The overall aim of the proposed research is to provide information that may help change the mindset about spring cover crop management from one of terminating as early as possible to get it out of the way and minimize complications at cash crop planting to managing for maximal cover crop performance for soil health and profitability. Maryland has by far the nation’s highest proportion of cropland acres cover cropped. However, farmers enrolled in the state cover crop programs typically plant a single species cereal cover crop and cut short cover crop growth potential in spring by terminating cover crops as early as possible, commonly in late March or early April. Such termination is too early to allow the cover crops to optimally promote soil health, summer water conservation and crop yield. Delaying spring cover crop termination until optimal cash crop planting time, especially planting green instead of killing cover crops two to four weeks ahead of planting, can allow both timely cash crop planting and extended cover crop growth.
Potential benefits of greater cover crop biomass growth include short-term benefits such as greater nutrient cycling, better weed-suppression, and more effective water-conserving in summer, in addition to longer-term benefits of increased soil organic matter and biological activity. The longer-term benefits may include participation in emerging carbon markets which offer per-acre payments for sequestering more carbon from the atmosphere. Yet many are calling into question the ability of cover crops to reliably sequester carbon and mitigate climate change (Popkin, 2022).
Much of the uncertainty about cover crops’ effects on carbon sequestration arises from the fact that most cover crop data is simply about adoption of the practice, not about the performance of the cover crop. The emerging carbon markets are hampered by a high level of uncertainty about cover crop performance and management, and also uncertainty about models used to predict the carbon stored by cover cropping. Perhaps the biggest weakness in these models is the almost total lack of data on belowground (root) carbon contributed by various cover crops at different stages of growth. This project will measure root biomass as well as aboveground biomass since roots are known to contribute more, pound for pound, than shoots to building soil organic matter and sequestering carbon. The aim is to start providing the data needed to make reliable carbon predictions about cover crops impacts on carbon sequestration for more viable carbon markets that benefit farmers.
Preliminary experience suggests that planting into living cover crops may also save time, improve stands, gain additional weed suppression, and possibly reduce slug damage to crop seedlings. Interest in spring cover crop management has been further stimulated in recent years in Maryland since the MDA cover crop program has included an extra incentive to postpone termination to after May 1st.
The aforementioned cover cropping benefits and concerns are of particular relevancy to soybean production because soybeans, unlike corn, do not tend to respond adversely to the early shading and N immobilization that may be associated with planting into living high-biomass cover crops after extended growth in spring. Soybeans therefore stand to benefit from water-conservation, nutrient-cycling (K, S, Ca, Zn, B), compaction alleviation, and slug distraction effects of high springtime biomass cover crops.
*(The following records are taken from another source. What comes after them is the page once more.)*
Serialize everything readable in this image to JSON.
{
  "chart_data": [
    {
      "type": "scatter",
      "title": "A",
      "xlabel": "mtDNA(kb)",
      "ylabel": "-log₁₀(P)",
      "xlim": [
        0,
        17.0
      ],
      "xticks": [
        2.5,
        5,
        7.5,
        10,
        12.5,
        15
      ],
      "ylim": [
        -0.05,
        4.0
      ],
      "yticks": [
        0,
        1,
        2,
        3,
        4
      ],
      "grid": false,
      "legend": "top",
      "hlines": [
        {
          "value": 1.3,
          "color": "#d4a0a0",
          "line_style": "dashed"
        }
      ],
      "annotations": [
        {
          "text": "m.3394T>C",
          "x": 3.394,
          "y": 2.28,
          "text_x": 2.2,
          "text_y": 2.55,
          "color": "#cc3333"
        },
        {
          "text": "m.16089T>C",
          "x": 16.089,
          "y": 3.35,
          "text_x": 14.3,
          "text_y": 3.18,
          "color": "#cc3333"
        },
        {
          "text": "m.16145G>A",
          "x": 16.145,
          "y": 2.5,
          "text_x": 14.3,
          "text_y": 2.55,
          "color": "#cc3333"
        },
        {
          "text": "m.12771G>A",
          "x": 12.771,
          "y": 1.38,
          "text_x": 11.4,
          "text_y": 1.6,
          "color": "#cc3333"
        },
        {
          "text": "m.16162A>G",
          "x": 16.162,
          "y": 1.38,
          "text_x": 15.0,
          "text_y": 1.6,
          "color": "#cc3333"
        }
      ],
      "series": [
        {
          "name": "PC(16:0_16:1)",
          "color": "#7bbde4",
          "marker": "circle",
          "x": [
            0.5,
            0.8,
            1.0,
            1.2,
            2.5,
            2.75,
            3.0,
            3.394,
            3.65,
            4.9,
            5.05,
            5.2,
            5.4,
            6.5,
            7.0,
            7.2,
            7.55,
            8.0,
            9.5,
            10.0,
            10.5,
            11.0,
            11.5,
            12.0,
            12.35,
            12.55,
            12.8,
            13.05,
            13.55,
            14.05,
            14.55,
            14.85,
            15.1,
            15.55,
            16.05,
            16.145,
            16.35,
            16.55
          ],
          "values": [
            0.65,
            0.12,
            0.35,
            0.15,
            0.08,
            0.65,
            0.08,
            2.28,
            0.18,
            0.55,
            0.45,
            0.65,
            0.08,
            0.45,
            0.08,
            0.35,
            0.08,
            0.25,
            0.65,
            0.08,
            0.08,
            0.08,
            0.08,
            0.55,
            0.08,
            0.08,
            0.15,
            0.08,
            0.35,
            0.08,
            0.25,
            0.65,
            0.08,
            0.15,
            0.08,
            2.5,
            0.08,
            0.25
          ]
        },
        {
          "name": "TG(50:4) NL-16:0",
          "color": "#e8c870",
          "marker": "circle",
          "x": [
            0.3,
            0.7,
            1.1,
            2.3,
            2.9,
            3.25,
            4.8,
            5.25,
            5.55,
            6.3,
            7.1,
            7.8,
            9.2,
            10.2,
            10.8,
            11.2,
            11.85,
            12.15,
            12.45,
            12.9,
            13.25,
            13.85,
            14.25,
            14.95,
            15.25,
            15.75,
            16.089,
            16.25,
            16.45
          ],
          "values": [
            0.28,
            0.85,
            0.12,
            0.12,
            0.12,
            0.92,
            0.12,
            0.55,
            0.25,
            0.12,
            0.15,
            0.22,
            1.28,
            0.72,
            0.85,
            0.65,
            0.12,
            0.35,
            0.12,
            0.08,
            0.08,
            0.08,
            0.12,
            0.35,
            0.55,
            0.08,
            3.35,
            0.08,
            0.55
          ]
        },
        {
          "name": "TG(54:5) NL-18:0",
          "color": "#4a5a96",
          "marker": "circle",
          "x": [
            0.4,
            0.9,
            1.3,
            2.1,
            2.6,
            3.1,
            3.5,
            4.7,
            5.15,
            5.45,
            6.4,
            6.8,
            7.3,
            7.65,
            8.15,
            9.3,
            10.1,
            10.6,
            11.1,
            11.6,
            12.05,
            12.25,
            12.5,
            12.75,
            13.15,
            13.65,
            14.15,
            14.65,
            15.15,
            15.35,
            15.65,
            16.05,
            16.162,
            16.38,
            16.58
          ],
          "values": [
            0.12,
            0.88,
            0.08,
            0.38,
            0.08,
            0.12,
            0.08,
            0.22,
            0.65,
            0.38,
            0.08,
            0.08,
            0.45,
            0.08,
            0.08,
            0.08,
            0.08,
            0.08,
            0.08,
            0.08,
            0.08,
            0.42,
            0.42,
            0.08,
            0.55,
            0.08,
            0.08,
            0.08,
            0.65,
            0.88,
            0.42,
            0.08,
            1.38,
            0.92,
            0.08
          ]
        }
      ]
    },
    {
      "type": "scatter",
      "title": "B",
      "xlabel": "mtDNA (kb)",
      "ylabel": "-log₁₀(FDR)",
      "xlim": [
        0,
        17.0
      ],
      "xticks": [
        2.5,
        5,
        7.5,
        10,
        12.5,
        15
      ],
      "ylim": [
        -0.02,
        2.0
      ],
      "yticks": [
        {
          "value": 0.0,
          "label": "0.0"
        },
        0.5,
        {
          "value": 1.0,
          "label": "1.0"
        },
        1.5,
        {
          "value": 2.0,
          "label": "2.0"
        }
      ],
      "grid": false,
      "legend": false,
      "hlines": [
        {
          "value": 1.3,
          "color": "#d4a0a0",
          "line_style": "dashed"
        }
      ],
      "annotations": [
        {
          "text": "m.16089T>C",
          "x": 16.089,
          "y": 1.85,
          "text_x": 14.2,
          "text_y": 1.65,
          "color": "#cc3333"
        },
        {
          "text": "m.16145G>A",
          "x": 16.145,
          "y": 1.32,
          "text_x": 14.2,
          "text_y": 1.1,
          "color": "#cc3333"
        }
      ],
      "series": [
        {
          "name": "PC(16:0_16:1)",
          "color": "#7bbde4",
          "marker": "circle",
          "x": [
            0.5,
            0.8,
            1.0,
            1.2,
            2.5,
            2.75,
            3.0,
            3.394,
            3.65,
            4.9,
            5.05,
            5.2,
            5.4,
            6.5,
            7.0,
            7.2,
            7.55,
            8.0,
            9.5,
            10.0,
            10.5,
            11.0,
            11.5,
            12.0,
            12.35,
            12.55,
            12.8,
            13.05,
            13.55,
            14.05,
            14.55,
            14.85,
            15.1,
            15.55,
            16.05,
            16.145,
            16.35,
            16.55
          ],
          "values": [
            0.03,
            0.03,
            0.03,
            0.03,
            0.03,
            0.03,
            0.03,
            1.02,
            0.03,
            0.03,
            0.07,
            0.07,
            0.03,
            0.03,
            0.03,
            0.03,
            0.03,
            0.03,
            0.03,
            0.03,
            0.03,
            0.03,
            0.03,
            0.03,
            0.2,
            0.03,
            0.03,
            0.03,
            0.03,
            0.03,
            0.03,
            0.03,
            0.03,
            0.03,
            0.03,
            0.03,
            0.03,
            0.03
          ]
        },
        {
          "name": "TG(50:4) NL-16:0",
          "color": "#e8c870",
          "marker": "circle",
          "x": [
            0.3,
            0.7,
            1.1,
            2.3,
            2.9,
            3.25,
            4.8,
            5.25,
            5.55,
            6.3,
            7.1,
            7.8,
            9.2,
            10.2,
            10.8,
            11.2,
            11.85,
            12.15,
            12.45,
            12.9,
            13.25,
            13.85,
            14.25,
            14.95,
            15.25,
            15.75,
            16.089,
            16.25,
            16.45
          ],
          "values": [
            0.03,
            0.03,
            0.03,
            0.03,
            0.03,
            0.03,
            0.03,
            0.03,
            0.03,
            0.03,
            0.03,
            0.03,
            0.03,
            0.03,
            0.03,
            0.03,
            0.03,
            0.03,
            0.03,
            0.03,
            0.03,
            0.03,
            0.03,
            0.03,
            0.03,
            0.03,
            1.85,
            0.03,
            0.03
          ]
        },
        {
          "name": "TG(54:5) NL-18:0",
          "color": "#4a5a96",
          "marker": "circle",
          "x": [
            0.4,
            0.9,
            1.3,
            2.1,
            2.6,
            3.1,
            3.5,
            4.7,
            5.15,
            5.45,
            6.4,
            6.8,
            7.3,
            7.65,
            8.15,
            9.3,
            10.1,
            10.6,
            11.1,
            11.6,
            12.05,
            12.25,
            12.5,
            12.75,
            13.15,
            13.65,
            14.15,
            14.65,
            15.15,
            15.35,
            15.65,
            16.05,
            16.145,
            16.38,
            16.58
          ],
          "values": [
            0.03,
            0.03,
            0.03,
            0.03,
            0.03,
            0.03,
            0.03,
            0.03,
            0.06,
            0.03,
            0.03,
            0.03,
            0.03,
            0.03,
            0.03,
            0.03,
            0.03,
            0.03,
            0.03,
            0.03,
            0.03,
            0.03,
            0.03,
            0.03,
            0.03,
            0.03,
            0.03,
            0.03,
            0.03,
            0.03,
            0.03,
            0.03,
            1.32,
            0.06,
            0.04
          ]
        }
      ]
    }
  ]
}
Our objectives are to 1) document the impacts (benefits and/or problems) of later termination, and 2) develop 2 and test strategies and technologies for letting cover crops grow longer in spring (including planting green). Using replicated experiments on coastal plain soils at the University CMREC research farm and collaborating commercial farms in 2017-2019 we showed that biomass carbon added to soil and N fixed by legumes was 4 times greater with early May instead of early April termination. There was no drag on yields with either practice so long as a mixture with brassicas and/or legumes was planted. We currently have 2 sites at the Beltsville CMREC research farm with excellent early-planted rye, radish and rye-radish-clover mix cover crops that are in their third year if cover crop treatment implementation. In addition, we are collaborating with commercial soybean/corn farmers on the Eastern Shore. We plan to measure nitrate leaching, cover crop biomass (including root biomass carbon) and nutrient contents, soil water fluctuations and crop growth and yield in 2023. In addition, we plan to expand our study of the impact of cover crop termination timing on slug
damage to both soybeans and corn seedlings on silty soil with restricted drainage and previous slug infestations.
In summary, this project will generate important information on how to better use cover crops for improved soil quality, reduced crop stress, enhanced nutrient cycling, carbon sequestration and profitability.